Andrew Papanikitas
Readers may be forgiven for noticing, or indeed, failing to notice, the absence of celebratory articles in homage to the NHS in Life & Times, this special issue. And 75 years into the world’s most successful experiment in post-war solidarity, it feels inappropriate to throw parties for a service that is under siege, in a country that is divided against itself, in a world that is on fire.
This month’s articles highlight general practice at the heart of the NHS ecosystem, a powerful force for social good. It is clear that we shouldn’t waste too much time partying, and that not all of the work to be done lies within health care.
HOW ARE WE TO DEFINE GENERAL PRACTICE?
Ben Hoban reflects on the changing roles and boundaries of general practice. Are we hummingbirds or foxes?1 General practice is a specialty that is variously portrayed as besieged, or even dying in a toxic work environment. The solution, argue Machin, Bennett, and Reeve, is to give GPs the knowledge, support, and space to flourish as specialists in primary care.2 This will, Lazarus-like, see general practice return from the dead. The question is whether our policymakers want this to happen.
VARIETY IS THE SPICE OF GENERAL PRACTICE
Variety is the spice of general practice, and Ahmed Rashid gives us a smorgasbord including sexual health in diabetes, contraceptive empowerment, legal support for homeless people, and a recipe for good Chinese doctors!3
GPs have long recognised that the relationship between health, illness, and health care is a complex one, and Giles Dawnay argues that, more than ever, we need to be mindful of the ways in which health care makes and keeps people sick.4
Terry Kemple reminds us that general practice provides care from the cradle to the grave with a review of a book about saying goodbye at the end of life.5
A PUBLIC HEALTH ROLE FOR GENERAL PRACTICE
Rowena Christmas argues that general practice has a public health duty to promote school attendance in children, and offers us practical ways in which to enact that duty.6 COVID-19 not withstanding, any British GP will recognise that for a long time now we have been living in a mental health pandemic, both in Britain and in other high-income countries.

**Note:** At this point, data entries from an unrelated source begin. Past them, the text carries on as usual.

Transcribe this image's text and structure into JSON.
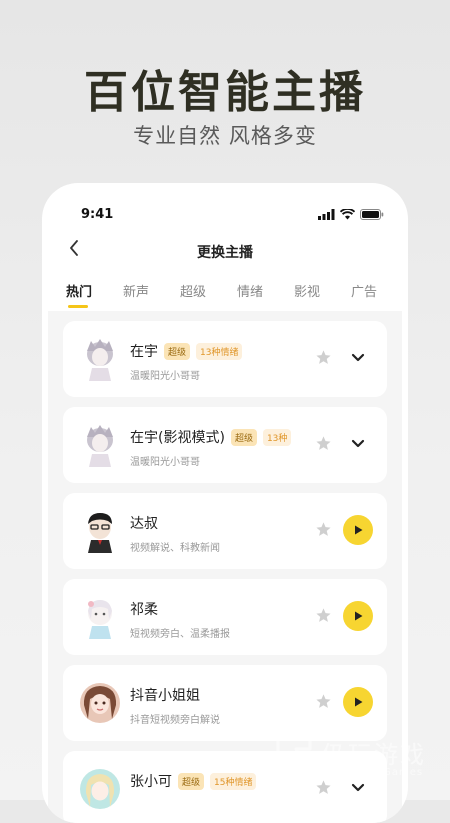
{
  "hero": {
    "title": "百位智能主播",
    "subtitle": "专业自然 风格多变"
  },
  "status_bar": {
    "time": "9:41"
  },
  "nav": {
    "title": "更换主播"
  },
  "tabs": [
    {
      "label": "热门",
      "active": true
    },
    {
      "label": "新声",
      "active": false
    },
    {
      "label": "超级",
      "active": false
    },
    {
      "label": "情绪",
      "active": false
    },
    {
      "label": "影视",
      "active": false
    },
    {
      "label": "广告",
      "active": false
    }
  ],
  "anchors": [
    {
      "name": "在宇",
      "badge": "超级",
      "emotion": "13种情绪",
      "desc": "温暖阳光小哥哥",
      "action": "chevron-down-icon"
    },
    {
      "name": "在宇(影视模式)",
      "badge": "超级",
      "emotion": "13种",
      "desc": "温暖阳光小哥哥",
      "action": "chevron-down-icon"
    },
    {
      "name": "达叔",
      "badge": "",
      "emotion": "",
      "desc": "视频解说、科教新闻",
      "action": "play-icon"
    },
    {
      "name": "祁柔",
      "badge": "",
      "emotion": "",
      "desc": "短视频旁白、温柔播报",
      "action": "play-icon"
    },
    {
      "name": "抖音小姐姐",
      "badge": "",
      "emotion": "",
      "desc": "抖音短视频旁白解说",
      "action": "play-icon"
    },
    {
      "name": "张小可",
      "badge": "超级",
      "emotion": "15种情绪",
      "desc": "",
      "action": "chevron-down-icon"
    }
  ],
  "watermark": {
    "cn": "仍玩游戏",
    "en": "Rengwan Games"
  },
  "colors": {
    "accent": "#f5c518",
    "play": "#f7d531",
    "badge_bg": "#fbe4b6"
  }
}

Elke Hausmann reviews a new book on mental health7 and Emma McKenzie-Edwards reviews Stolen Focus: Why You Can’t Pay Attention, by Johann Hari.8 Both books suggest that many of our mental health ills have an environmental component. No healthcare professional is themselves immune from the mental health pandemic and we ignore the warnings about the toxicity of 21st-century life at our own peril.
The ultimate public health threat is existential in nature. Over the past year, we have maintained a planetary primary care column in BJGP Life. In this issue I review three excellent novels set in our near future that feel like Dickens’s three ghosts in their outlook on our prospects as a species.9 Climate catastrophe affects both the content and the nature of general practice both locally and globally.
So, these are interesting times. They call for an engaged and informed primary care community. This is a community that can both serve the health needs of patients and act as advocates and opinion leaders in both the NHS and wider society.
Let the politicians eat NHS birthday cake but let us all recognise that cake alone won’t save our beloved healthcare service.